The slender fluted bone, surely formed for flight, surely from the wing of some large bird. Three archaic circuit boards, faced with mazes of gold. A smooth white sphere of baked clay. An age-blackened fragment of lace. A finger-length segment of what she assumed was bone from a human wrist, grayish white, inset smoothly with the silicon shaft of a small instrument that must once have ridden flush with the surface of the skin–but the thing’s face was seared and blackened.
The Box was a universe, a poem, frozen on the boundaries of human experience.

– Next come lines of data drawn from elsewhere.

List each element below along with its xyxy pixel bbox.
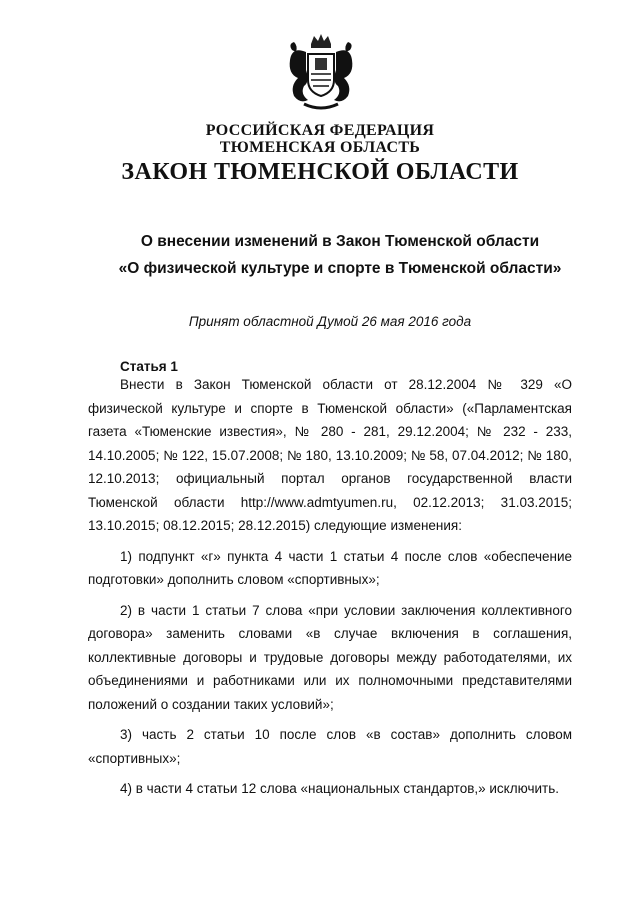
amendment-item-3: 3) часть 2 статьи 10 после слов «в состав» дополнить словом «спортивных»; xyxy=(88,727,572,766)
article-intro-paragraph: Внести в Закон Тюменской области от 28.12.2004 № 329 «О физической культуре и спорте в Тюменской области» («Парламентская газета «Тюменские известия», № 280 - 281, 29.12.2004; № 232 - 233, 14.10.2005; № 122, 15.07.2008; № 180, 13.10.2009; № 58, 07.04.2012; № 180, 12.10.2013; официальный портал органов государственной власти Тюменской области http://www.admtyumen.ru, 02.12.2013; 31.03.2015; 13.10.2015; 08.12.2015; 28.12.2015) следующие изменения: xyxy=(88,377,572,533)
law-title-line-1: О внесении изменений в Закон Тюменской области xyxy=(140,233,540,250)
amendment-item-1: 1) подпункт «г» пункта 4 части 1 статьи 4 после слов «обеспечение подготовки» дополнить словом «спортивных»; xyxy=(88,548,572,587)
amendment-item-2: 2) в части 1 статьи 7 слова «при условии заключения коллективного договора» заменить словами «в случае включения в соглашения, коллективные договоры и трудовые договоры между работодателями, их объединениями и работниками или их полномочными представителями положений о создании таких условий»; xyxy=(88,602,572,712)
header-country: РОССИЙСКАЯ ФЕДЕРАЦИЯ xyxy=(205,122,435,139)
adoption-note: Принят областной Думой 26 мая 2016 года xyxy=(188,314,472,329)
header-law-type: ЗАКОН ТЮМЕНСКОЙ ОБЛАСТИ xyxy=(121,159,519,185)
article-heading: Статья 1 xyxy=(120,359,178,374)
article-body xyxy=(88,373,572,808)
law-title-line-2: «О физической культуре и спорте в Тюменской области» xyxy=(118,260,562,277)
header-region: ТЮМЕНСКАЯ ОБЛАСТЬ xyxy=(219,139,421,156)
coat-of-arms-emblem xyxy=(278,30,364,116)
amendment-item-4: 4) в части 4 статьи 12 слова «национальных стандартов,» исключить. xyxy=(120,781,559,796)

Although Marly experiences the sensation of this box within virtual reality, her knowledge of its reality excites her more than any other fabricated replica of the same thing. Perhaps it is the item’s rarity, or its evocation of human experience and history that draws us into such things. Is it merely just a crumbling hurdle of proper replication of these objects for the viewer to see?
I could spend a whole day perusing pictures online of paintings by Mark Rothko, but it never compares to standing before the colossal works and feeling their soft colors loom tragically in space.